Democracy is here to stay. Freedom is something that once lit, can't be snuffed. You only have to be exposed to it once, and it survives, in the mind, the heart, and when necessary, in whispers.

The schoolchildren who were indoctrinated to run their heavy bayonets into Lyndon Johnson's face grew up, and when they did, they gathered in Tiananmen Square, stood defiantly in front of Mao Zedong's tanks, and erected, out of whatever scraps were available to them, a replica of the Statue of Liberty.

They believed in democracy. If you do, with even one-tenth that passion, accept the results of tomorrow, even if your boy didn't win. Go down to the river, lie on its bank, listen to the banjos in the sky.

The other evening, I was working on a new story, "Fleeing, on a Bicycle with Your Father, From the Living Dead", when I heard the double ring of the doorbell, rapid follow-up knocking, gear-shifting drive-away, of the UPS guy.

Mary went down the stairs.

Creak of the front door opening.

"What did he leave?"

From downstairs, "I don't know."

Sound of a box being opened.

"Oh my God! Oh my God!"

I stopped typing. "Is everything all right?"
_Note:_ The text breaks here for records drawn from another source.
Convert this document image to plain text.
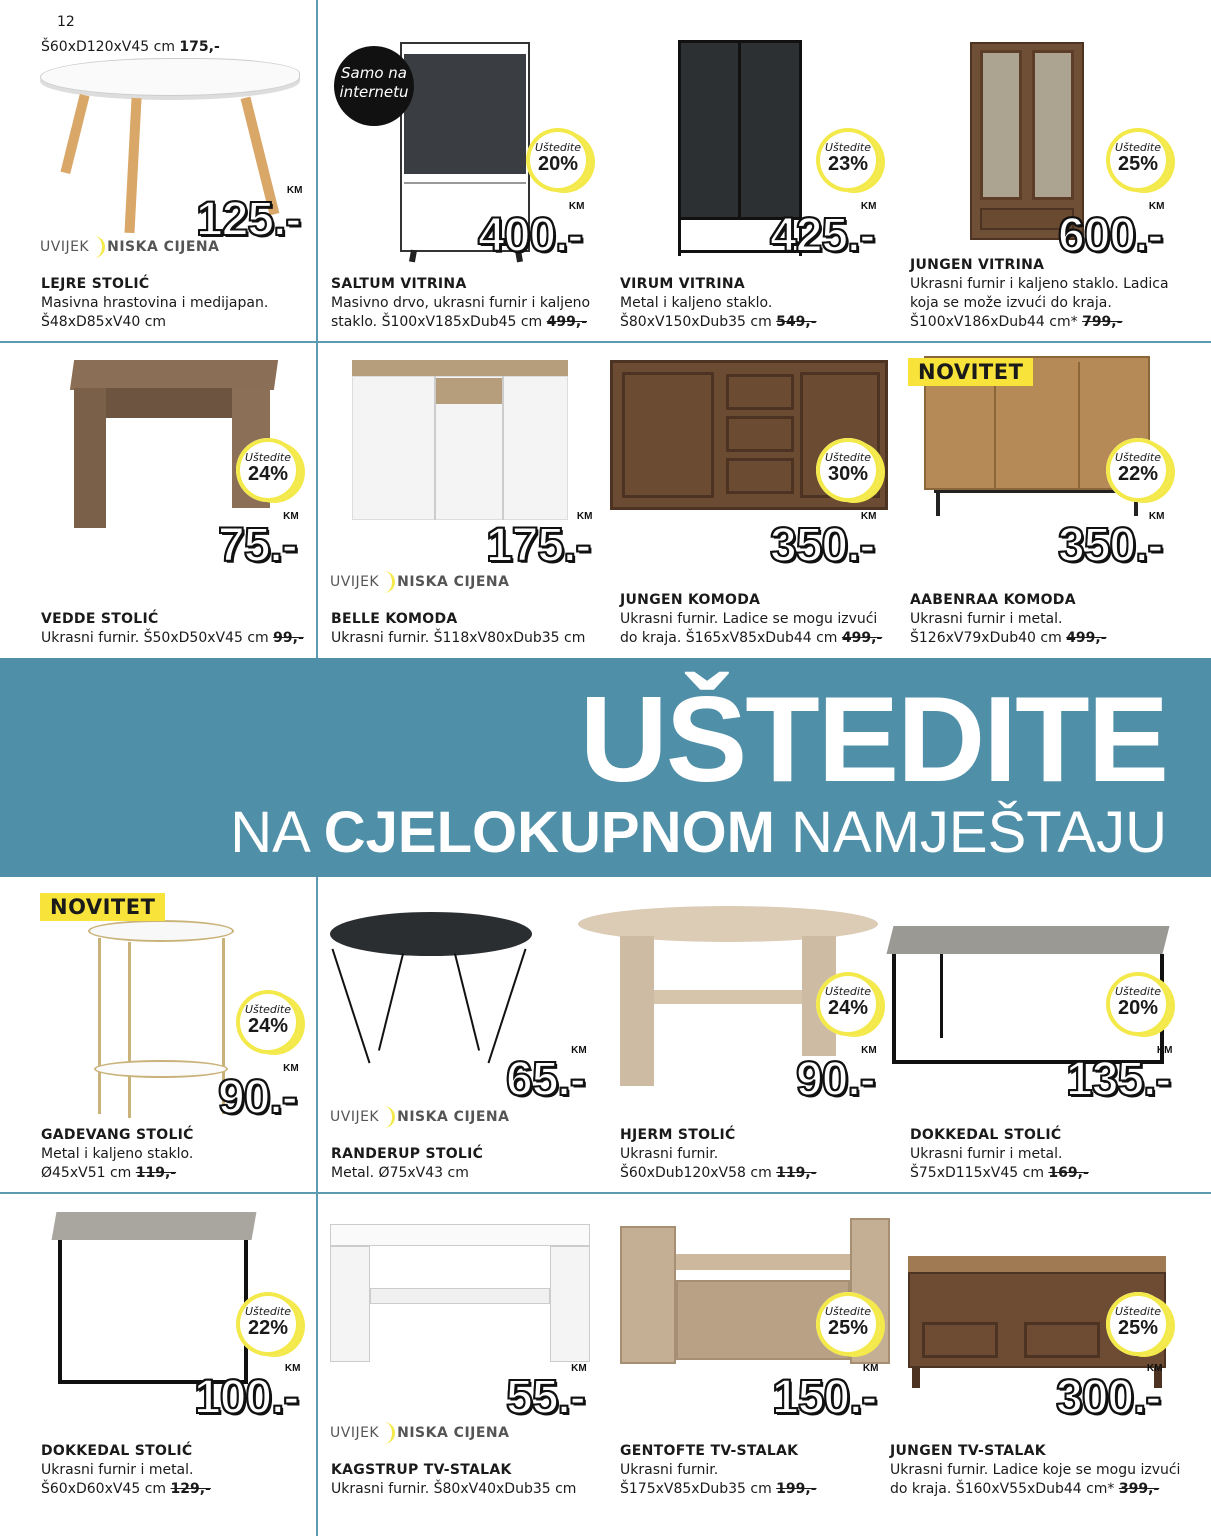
12
Š60xD120xV45 cm 175,-
UŠTEDITE
NA CJELOKUPNOM NAMJEŠTAJU
Samo na internetu
NOVITET
NOVITET
UVIJEK NISKA CIJENA
UVIJEK NISKA CIJENA
UVIJEK NISKA CIJENA
UVIJEK NISKA CIJENA
LEJRE STOLIĆ
Masivna hrastovina i medijapan.
Š48xD85xV40 cm
125.-
KM
SALTUM VITRINA
Masivno drvo, ukrasni furnir i kaljeno
staklo. Š100xV185xDub45 cm 499,-
400.-
KM
Uštedite
20%
VIRUM VITRINA
Metal i kaljeno staklo.
Š80xV150xDub35 cm 549,-
425.-
KM
Uštedite
23%
JUNGEN VITRINA
Ukrasni furnir i kaljeno staklo. Ladica
koja se može izvući do kraja.
Š100xV186xDub44 cm* 799,-
600.-
KM
Uštedite
25%
VEDDE STOLIĆ
Ukrasni furnir. Š50xD50xV45 cm 99,-
75.-
KM
Uštedite
24%
BELLE KOMODA
Ukrasni furnir. Š118xV80xDub35 cm
175.-
KM
JUNGEN KOMODA
Ukrasni furnir. Ladice se mogu izvući
do kraja. Š165xV85xDub44 cm 499,-
350.-
KM
Uštedite
30%
AABENRAA KOMODA
Ukrasni furnir i metal.
Š126xV79xDub40 cm 499,-
350.-
KM
Uštedite
22%
GADEVANG STOLIĆ
Metal i kaljeno staklo.
Ø45xV51 cm 119,-
90.-
KM
Uštedite
24%
RANDERUP STOLIĆ
Metal. Ø75xV43 cm
65.-
KM
HJERM STOLIĆ
Ukrasni furnir.
Š60xDub120xV58 cm 119,-
90.-
KM
Uštedite
24%
DOKKEDAL STOLIĆ
Ukrasni furnir i metal.
Š75xD115xV45 cm 169,-
135.-
KM
Uštedite
20%
DOKKEDAL STOLIĆ
Ukrasni furnir i metal.
Š60xD60xV45 cm 129,-
100.-
KM
Uštedite
22%
KAGSTRUP TV-STALAK
Ukrasni furnir. Š80xV40xDub35 cm
55.-
KM
GENTOFTE TV-STALAK
Ukrasni furnir.
Š175xV85xDub35 cm 199,-
150.-
KM
Uštedite
25%
JUNGEN TV-STALAK
Ukrasni furnir. Ladice koje se mogu izvući
do kraja. Š160xV55xDub44 cm* 399,-
300.-
KM
Uštedite
25%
Mary came up the stairs, excited, holding out a white letter, the open-flapped cube of a brown cardboard box.

I scanned the letter. Congratulations! Your photograph has been chosen to be included in the 2005 edition of the Workman Publishing Desktop Cat Calendar (the type of calendar where there's a page for each day of the work week).

Mary sent in a photograph of Lady's five kittens, sleeping against each other, about a year ago.

Your photograph appears on the January 28 page.

We stood next to each other, hips touching, grinning, gently raising the pages, going into the future, until we reached January 28, 2005, and there was Mary's photograph, with a credit to her, a quote by Cleveland Amory to the effect cats are happiest when they're sleeping.

That moment, standing side by side, looking down at the page people all over the world will see on January 28, 2005, while at work, while at home, was so cool.

So much, much more important, to us, than who'll win tomorrow.